Coats, who operates the jail, suggested through one of his attorneys that Circuit Judge George Jirotka decide the matter by ruling on the legal substance of Bollea's position as it appears in the lawsuit Bollea filed.
On Friday, Jirotka rejected that legal avenue. That essentially means the case will proceed, with each side introducing evidence to bolster their respective positions, said sheriff's spokeswoman Cecilia Barreda.
Bollea, who is serving an eight-month sentence at the jail, where the conversations with his family have been taped, is trying through his attorneys to persuade Jirotka to stop the release of any more recordings.
More than 20 hours of conversations Bollea had with his father, former wrestler Hulk Hogan, and his mother, Linda Bollea, who is divorcing Hogan, have already been provided to the media. The sheriff released them after receiving a public information request from a local television station.
The releases stopped after Bollea filed suit in June, arguing, among other things, that the sheriff was violating Bollea's privacy.
Coats' office thinks the conversations are public record, and the sheriff wanted Jirotka to rule on that issue before Coats made available any more audiotapes. Jaime Eagan, associate general counsel for the sheriff's office, tried to get the judge to decide the tapes were public by ruling on the basics of the lawsuit itself, without hearing witness testimony or looking at evidence, but the judge rejected that approach Friday.
Bollea's attorneys said the conversations were not public because of Bollea's status as a juvenile at the time Coats released the first batch of recordings. They also said the jail should not have allowed a television station to videotape Bollea's video visitations with his family because that violated a code governing media access to prisoners.

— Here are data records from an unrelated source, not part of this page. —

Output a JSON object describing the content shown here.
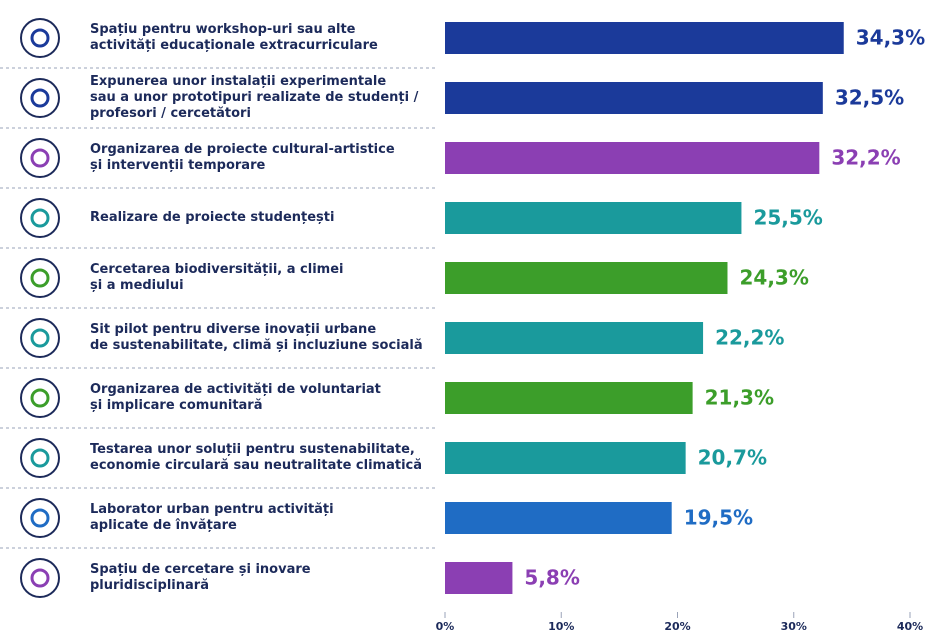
{
  "chart_data": {
    "type": "bar",
    "orientation": "horizontal",
    "categories": [
      "Spațiu pentru workshop-uri sau alte\nactivități educaționale extracurriculare",
      "Expunerea unor instalații experimentale\nsau a unor prototipuri realizate de studenți /\nprofesori / cercetători",
      "Organizarea de proiecte cultural-artistice\nși intervenții temporare",
      "Realizare de proiecte studențești",
      "Cercetarea biodiversității, a climei\nși a mediului",
      "Sit pilot pentru diverse inovații urbane\nde sustenabilitate, climă și incluziune socială",
      "Organizarea de activități de voluntariat\nși implicare comunitară",
      "Testarea unor soluții pentru sustenabilitate,\neconomie circulară sau neutralitate climatică",
      "Laborator urban pentru activități\naplicate de învățare",
      "Spațiu de cercetare și inovare\npluridisciplinară"
    ],
    "values": [
      34.3,
      32.5,
      32.2,
      25.5,
      24.3,
      22.2,
      21.3,
      20.7,
      19.5,
      5.8
    ],
    "value_labels": [
      "34,3%",
      "32,5%",
      "32,2%",
      "25,5%",
      "24,3%",
      "22,2%",
      "21,3%",
      "20,7%",
      "19,5%",
      "5,8%"
    ],
    "colors": [
      "#1b3a9a",
      "#1b3a9a",
      "#8b3fb3",
      "#1a9a9c",
      "#3c9e2a",
      "#1a9a9c",
      "#3c9e2a",
      "#1a9a9c",
      "#1f6cc4",
      "#8b3fb3"
    ],
    "xlim": [
      0,
      40
    ],
    "xticks": [
      {
        "value": 0,
        "label": "0%"
      },
      {
        "value": 10,
        "label": "10%"
      },
      {
        "value": 20,
        "label": "20%"
      },
      {
        "value": 30,
        "label": "30%"
      },
      {
        "value": 40,
        "label": "40%"
      }
    ]
  }
}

The sheriff's office thinks the recordings are public because Bollea had been adjudicated as an adult and lost any confidentiality he might have had as a juvenile. The sheriff also thinks an inmate's right to privacy is greatly diminished when compared to that of the general public.
As for whether Coats violated a code governing media access to prisoners, Eagan argued the code Bollea's attorneys were citing is for the Department of Corrections, which oversees the state's prison system, not a county jail system such as the one Coats oversees.